TIME HAS ALWAYS governed how people live. But the precision, and persistence, with which it is measured today leads some people to obsess over how they spend it. “There’s an epidemic of anxiety across the world, people feeling like they don’t have enough time,” says Scott Thrift. “I think that has a lot to do with how we relate to time.”
Nearly five years ago (but who’s counting), Thrift designedThe Present, a clock with no numbers, just a single arm passing over a gradient of rainbow hues suggesting seasonality. The arm needed 365 days to complete one trip around the clock face. The arm ticked so slowly, it appeared not to move at all. It was an interesting way of thinking about time, and destroyed preconceptions of what “present” means. Thrift hoped looking at the clock would let you feel as if you had more time. Those advocating for more mindful living loved it, as did people eager to step off the hamster wheel of life. Thrift raised nearly $100,000 to make The Present. Today you can buy it from the MoMA Design Store.
Now, Thrift is back with a clock he calls Today. The hand makes one revolution every 24 hours, “turning the knob toward practicality,” he says. Like The Present, Today has no numbers and a color gradient—in this case the hues you might see glancing out of an airplane at 30,000 feet.
You can buy a 24-hour clock on Amazon right now. But Today is devoid of the anxiety-inducing cues—numbers, a second hand, that incessant ticking—people associate with rushing. Instead, the clock is divided into four unmarked quadrants. At the top there’s noon, followed by 6 pm, midnight, and 6 am. Today runs half as fast as a regular clock, so the arm goes around just once each day.

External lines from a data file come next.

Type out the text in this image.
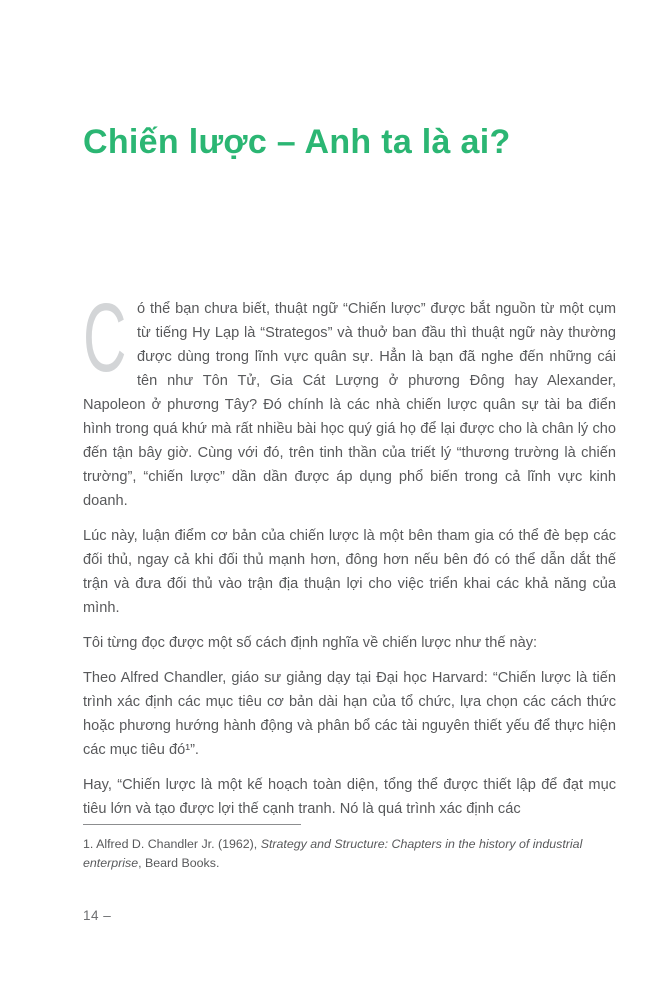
Chiến lược – Anh ta là ai?

Có thể bạn chưa biết, thuật ngữ “Chiến lược” được bắt nguồn từ một cụm từ tiếng Hy Lạp là “Strategos” và thuở ban đầu thì thuật ngữ này thường được dùng trong lĩnh vực quân sự. Hẳn là bạn đã nghe đến những cái tên như Tôn Tử, Gia Cát Lượng ở phương Đông hay Alexander, Napoleon ở phương Tây? Đó chính là các nhà chiến lược quân sự tài ba điển hình trong quá khứ mà rất nhiều bài học quý giá họ để lại được cho là chân lý cho đến tận bây giờ. Cùng với đó, trên tinh thần của triết lý “thương trường là chiến trường”, “chiến lược” dần dần được áp dụng phổ biến trong cả lĩnh vực kinh doanh.

Lúc này, luận điểm cơ bản của chiến lược là một bên tham gia có thể đè bẹp các đối thủ, ngay cả khi đối thủ mạnh hơn, đông hơn nếu bên đó có thể dẫn dắt thế trận và đưa đối thủ vào trận địa thuận lợi cho việc triển khai các khả năng của mình.

Tôi từng đọc được một số cách định nghĩa về chiến lược như thế này:

Theo Alfred Chandler, giáo sư giảng dạy tại Đại học Harvard: “Chiến lược là tiến trình xác định các mục tiêu cơ bản dài hạn của tổ chức, lựa chọn các cách thức hoặc phương hướng hành động và phân bổ các tài nguyên thiết yếu để thực hiện các mục tiêu đó¹”.

Hay, “Chiến lược là một kế hoạch toàn diện, tổng thể được thiết lập để đạt mục tiêu lớn và tạo được lợi thế cạnh tranh. Nó là quá trình xác định các

1. Alfred D. Chandler Jr. (1962), Strategy and Structure: Chapters in the history of industrial enterprise, Beard Books.

14 –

Thrift, a filmmaker before he was a clockmaker, has always loved the idea of manipulating time. After all, that’s essentially what filmmaking does. His clocks don’t change time, of course, and they exist in a world that doesn’t abide by a minute-to-minute mentality. People still have deadlines to meet and appointments to make, but Thrift is confident that changing how people perceive time will change how they react to it.